When he finally retired, he was replaced by one who listened to music on ear phones and was completely oblivious to what was going on behind him, and then the problems started. When my son started school, he was little and skinny and quiet, a natural "target" for the bullies. My daughter was five years older and weighed less than 100 pounds at the time, but she had a mouth on her that wouldn't stop and was NOT someone you wanted to mess with when she got mad! Anyone who wanted to pick on her little brother had to deal with her first and they were all afraid to! She once pulled a kid twice her size off of her brother and slung him back in his seat! Of course, she shouldn't have had to do this ... For several years this skinny, mouthy little girl acted as the "enforcer" on the school bus, and they really missed her when she didn't ride the bus any more! Sad, isn't it!
 

DammitJanet

Well-Known Member
Well, we all saw from the fact that we all saw this, that there is video on that bus! It should have taken them all of two seconds to respond to the bullies.

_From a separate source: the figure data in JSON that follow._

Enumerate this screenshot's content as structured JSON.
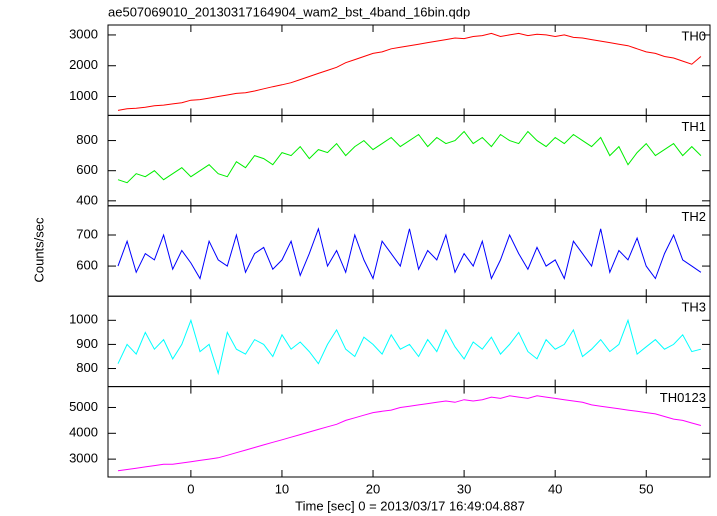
{
  "chart_data": {
    "type": "line",
    "title": "ae507069010_20130317164904_wam2_bst_4band_16bin.qdp",
    "xlabel": "Time [sec] 0 = 2013/03/17 16:49:04.887",
    "ylabel": "Counts/sec",
    "xlim": [
      -9.1,
      57
    ],
    "xticks": [
      0,
      10,
      20,
      30,
      40,
      50
    ],
    "x": [
      -8,
      -7,
      -6,
      -5,
      -4,
      -3,
      -2,
      -1,
      0,
      1,
      2,
      3,
      4,
      5,
      6,
      7,
      8,
      9,
      10,
      11,
      12,
      13,
      14,
      15,
      16,
      17,
      18,
      19,
      20,
      21,
      22,
      23,
      24,
      25,
      26,
      27,
      28,
      29,
      30,
      31,
      32,
      33,
      34,
      35,
      36,
      37,
      38,
      39,
      40,
      41,
      42,
      43,
      44,
      45,
      46,
      47,
      48,
      49,
      50,
      51,
      52,
      53,
      54,
      55,
      56
    ],
    "series": [
      {
        "name": "TH0",
        "color": "#ff0000",
        "ylim": [
          387,
          3323
        ],
        "yticks": [
          1000,
          2000,
          3000
        ],
        "values": [
          550,
          600,
          620,
          650,
          700,
          720,
          760,
          800,
          880,
          900,
          950,
          1000,
          1050,
          1100,
          1120,
          1180,
          1250,
          1320,
          1380,
          1450,
          1550,
          1650,
          1750,
          1850,
          1950,
          2100,
          2200,
          2300,
          2400,
          2450,
          2550,
          2600,
          2650,
          2700,
          2750,
          2800,
          2850,
          2900,
          2880,
          2950,
          2980,
          3050,
          2950,
          3000,
          3050,
          2980,
          3020,
          3000,
          2950,
          3000,
          2920,
          2900,
          2850,
          2800,
          2750,
          2700,
          2650,
          2550,
          2450,
          2400,
          2300,
          2250,
          2150,
          2050,
          2300
        ]
      },
      {
        "name": "TH1",
        "color": "#00ee00",
        "ylim": [
          367,
          967
        ],
        "yticks": [
          400,
          600,
          800
        ],
        "values": [
          540,
          520,
          580,
          560,
          600,
          540,
          580,
          620,
          560,
          600,
          640,
          580,
          560,
          660,
          620,
          700,
          680,
          640,
          720,
          700,
          760,
          680,
          740,
          720,
          780,
          700,
          760,
          800,
          740,
          780,
          820,
          760,
          800,
          840,
          760,
          820,
          780,
          800,
          860,
          780,
          820,
          760,
          840,
          800,
          780,
          860,
          800,
          760,
          820,
          780,
          840,
          800,
          760,
          820,
          700,
          760,
          640,
          720,
          780,
          700,
          740,
          780,
          700,
          760,
          700
        ]
      },
      {
        "name": "TH2",
        "color": "#0000ff",
        "ylim": [
          503,
          794
        ],
        "yticks": [
          600,
          700
        ],
        "values": [
          600,
          680,
          580,
          640,
          620,
          700,
          590,
          650,
          610,
          560,
          680,
          620,
          600,
          700,
          580,
          640,
          660,
          590,
          620,
          680,
          570,
          640,
          720,
          600,
          650,
          580,
          700,
          620,
          560,
          680,
          640,
          600,
          720,
          590,
          650,
          620,
          700,
          580,
          640,
          600,
          680,
          560,
          620,
          700,
          640,
          590,
          660,
          600,
          620,
          560,
          680,
          640,
          600,
          720,
          580,
          650,
          620,
          690,
          600,
          560,
          640,
          700,
          620,
          600,
          580
        ]
      },
      {
        "name": "TH3",
        "color": "#00ffff",
        "ylim": [
          725,
          1100
        ],
        "yticks": [
          800,
          900,
          1000
        ],
        "values": [
          820,
          900,
          860,
          950,
          880,
          920,
          840,
          900,
          1000,
          870,
          900,
          780,
          950,
          880,
          860,
          920,
          900,
          850,
          940,
          880,
          910,
          870,
          820,
          900,
          960,
          880,
          850,
          930,
          900,
          860,
          940,
          880,
          900,
          850,
          920,
          870,
          960,
          890,
          840,
          910,
          880,
          930,
          860,
          900,
          950,
          870,
          840,
          920,
          880,
          900,
          960,
          850,
          880,
          920,
          870,
          900,
          1000,
          860,
          890,
          920,
          880,
          900,
          940,
          870,
          880
        ]
      },
      {
        "name": "TH0123",
        "color": "#ff00ff",
        "ylim": [
          2308,
          5808
        ],
        "yticks": [
          3000,
          4000,
          5000
        ],
        "values": [
          2550,
          2600,
          2650,
          2700,
          2750,
          2800,
          2800,
          2850,
          2900,
          2950,
          3000,
          3050,
          3150,
          3250,
          3350,
          3450,
          3550,
          3650,
          3750,
          3850,
          3950,
          4050,
          4150,
          4250,
          4350,
          4500,
          4600,
          4700,
          4800,
          4850,
          4900,
          5000,
          5050,
          5100,
          5150,
          5200,
          5250,
          5200,
          5300,
          5250,
          5300,
          5400,
          5350,
          5450,
          5400,
          5350,
          5450,
          5400,
          5350,
          5300,
          5250,
          5200,
          5100,
          5050,
          5000,
          4950,
          4900,
          4850,
          4800,
          4750,
          4650,
          4550,
          4500,
          4400,
          4300
        ]
      }
    ]
  }
}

When I rode a bus, our bus drivers did the old pull off the road too. If we got loud, started a ruckus or whatever, driver stopped and refused to drive until we got quiet. Since most kids wanted to get home all it took was the threat. We also knew that we would get in trouble at home if the school called.

I can already tell with Keyana that they are teaching them about calling the police if anyone touches them or spanks them! She is 4 for gosh sakes. She said something the other day about police and jail and handcuffs. I asked her point blank where she had learned about people going to jail and how people are arrested because we have been VERY careful to keep all that stuff away from her because of Cory. She knows nothing. She has never seen him in cuffs, she has never been told anything. She said the school told her that if people like your parents or anyone hits you then they can be put in handcuffs and taken to jail...how obnoxious...lol.
 

TerryJ2

Well-Known Member
my approach would be to take my child off the bus.

After exhausting other approaches, I would, too.

But I also agree, that having a camera on the bus should have resolved the issue to begin with. So sad.